Site icon Vermont Daily Chronicle

Fitzko: Caring for Vermont’s state lands for the benefit of all Vermonters

Something for everyone

Commissioner Danielle Fitzko, Vermont Department of Forests, Parks & Recreation

Vermont’s state lands are quiet places where trees grow tall, streams run clear, and wildlife fills the forest from canopy to floor. They are the working forests where loggers head out in the freezing dawn to provide wood for homes and supply the local elementary school with heat. They are the trails to secret swimming holes. They are where hunters wait at first light, skiers glide through fresh snow, and people go simply to be alone for a while. 

And beyond what we see or touch, these lands quietly work for all of us—protecting clean water, providing wildlife habitat, storing and sequestering carbon, buffering floods, and helping Vermont adapt to a changing climate. Caring for our state lands and making decisions that protect the long-term health of their ecosystems, and the public benefits they provide, is among the state’s most complex responsibilities.

This work is not about choosing one value over another. It is about balance, place, and purpose.

The challenge to find this balance, however, is growing. The role Vermont’s forests play in climate mitigation and providing places where all people feel welcome has never been more important. At the same time, climate change is altering forest health and disturbance patterns, while introduced invasive species threaten long-term resilience. Meeting these challenges requires thoughtful decisions, a diverse set of tools, and the expertise and capacity to apply them effectively. 

At the Agency of Natural Resources (ANR), our approach to long-range planning begins with understanding the land itself. Our scientists perform detailed analysis of twelve factors that inform the long-term direction of a plan meant to guide how we care for these lands for the next 20 years, or more. Staff consider water resources, climate change, historic and cultural resources, recreational uses and assets, forest health and resiliency, wildlife habitat, natural communities, and the presence of rare, threatened, or endangered species, among other factors. 

Just as important, the team embarks on a robust public engagement process. We ask Vermonters what they want from their public lands, and we listen.

What we hear is always diverse and often conflicting: calls for more wildlands and more timber harvesting; more trails, fewer trails, and adaptive trails; more parking, less parking; more management for wildlife habitat and opportunities for hunting and angling; preservation of viewsheds. Vermonters care deeply about these lands, but they do not all value the same things in the same places.

Our responsibility is to consider all of the pieces together—public priorities, scientific expertise, regional context, and federal and state law—to develop long-range management plans that serve the long-term public interest.

The Worcester Range Management Unit offers a clear example of how planning evolves in response to new information. Through public input, we heard strong calls to increase the number of acres to grow with minimal intervention. At the same time, completion of the statewide inventory of conserved lands required by Act 59 provided new insight into underrepresented old-forest conditions in the management unit. 

In response, we changed the approach for more than 5,000 acres from active forest practices aimed at building resilience to one of minimal intervention.

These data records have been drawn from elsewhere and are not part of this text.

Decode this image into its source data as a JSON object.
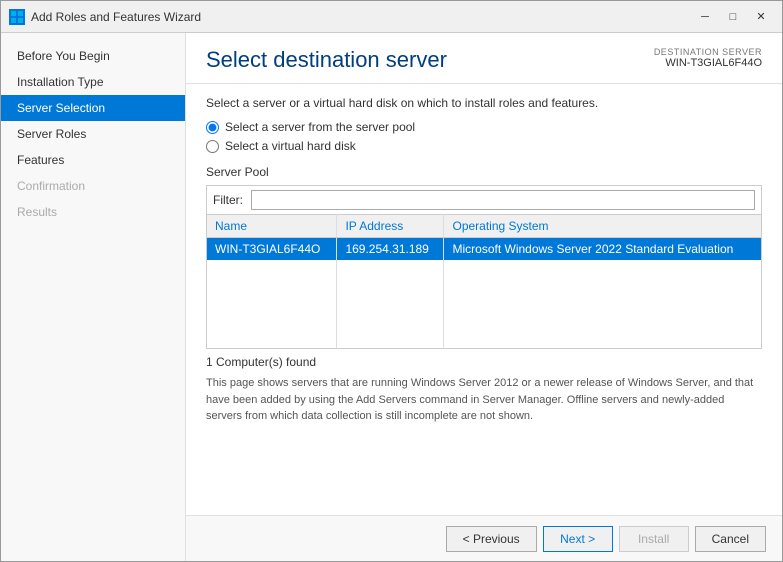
{
  "window": {
    "title": "Add Roles and Features Wizard",
    "icon_label": "W"
  },
  "title_bar": {
    "minimize_label": "─",
    "maximize_label": "□",
    "close_label": "✕"
  },
  "destination": {
    "label": "DESTINATION SERVER",
    "server_name": "WIN-T3GIAL6F44O"
  },
  "main_title": "Select destination server",
  "instruction": "Select a server or a virtual hard disk on which to install roles and features.",
  "radio_options": {
    "server_pool": "Select a server from the server pool",
    "vhd": "Select a virtual hard disk"
  },
  "server_pool_label": "Server Pool",
  "filter_label": "Filter:",
  "filter_placeholder": "",
  "table_columns": {
    "name": "Name",
    "ip_address": "IP Address",
    "operating_system": "Operating System"
  },
  "table_rows": [
    {
      "name": "WIN-T3GIAL6F44O",
      "ip_address": "169.254.31.189",
      "operating_system": "Microsoft Windows Server 2022 Standard Evaluation",
      "selected": true
    }
  ],
  "computers_found": "1 Computer(s) found",
  "info_text": "This page shows servers that are running Windows Server 2012 or a newer release of Windows Server, and that have been added by using the Add Servers command in Server Manager. Offline servers and newly-added servers from which data collection is still incomplete are not shown.",
  "sidebar": {
    "items": [
      {
        "label": "Before You Begin",
        "state": "normal"
      },
      {
        "label": "Installation Type",
        "state": "normal"
      },
      {
        "label": "Server Selection",
        "state": "active"
      },
      {
        "label": "Server Roles",
        "state": "normal"
      },
      {
        "label": "Features",
        "state": "normal"
      },
      {
        "label": "Confirmation",
        "state": "disabled"
      },
      {
        "label": "Results",
        "state": "disabled"
      }
    ]
  },
  "footer": {
    "previous_label": "< Previous",
    "next_label": "Next >",
    "install_label": "Install",
    "cancel_label": "Cancel"
  }
}
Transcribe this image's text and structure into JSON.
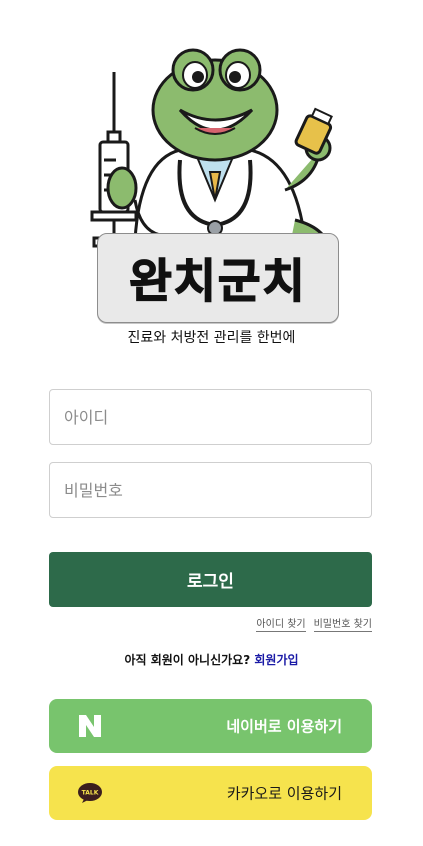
{
  "brand": {
    "logo_text": "완치군치",
    "tagline": "진료와 처방전 관리를 한번에"
  },
  "login_form": {
    "id_placeholder": "아이디",
    "password_placeholder": "비밀번호",
    "login_label": "로그인",
    "find_id_label": "아이디 찾기",
    "find_password_label": "비밀번호 찾기"
  },
  "signup": {
    "prompt": "아직 회원이 아니신가요?",
    "link_label": "회원가입"
  },
  "social": {
    "naver_label": "네이버로 이용하기",
    "naver_icon_letter": "N",
    "kakao_label": "카카오로 이용하기",
    "kakao_icon_text": "TALK"
  },
  "colors": {
    "primary": "#2d6a4a",
    "naver": "#78c46d",
    "kakao": "#f6e34d",
    "link": "#1a1aa6"
  }
}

That decision meant fewer acres focused on improving wildlife habitat, which often requires selective timber harvests to create the diverse forest structure that some species need. Responsible stewardship means acknowledging those tradeoffs and making informed, intentional choices about how we use our public lands.

Once plans are finalized through public process, they are implemented professionally, with interdisciplinary review by ANR staff—including wildlife biologists, ecologists, foresters, watershed planners, recreational specialists, and others. Management actions are subject to the same permitting requirements that apply to any landowner. And every year, planned actions are also reviewed against conditions on the ground, to ensure they remain appropriate.

None of this means every decision—or any decision—will satisfy everyone. 

Vermonters’ relationship with our public lands is deep and complex. Debate about how public lands are cared for and used reflects a shared sense of responsibility for their future. Those conversations should continue and are strongest when grounded in respect, a willingness to listen, and the recognition that no single perspective holds all the answers.

Vermont’s state lands belong to all of us. You can support them by attending public meetings, commenting on draft plans, and sharing what matters most to you. Protecting these lands—in all their beauty and utility—for future generations will take all of us working together.

Danielle Fitzko is the commissioner of the Vermont Department of Forests, Parks & Recreation.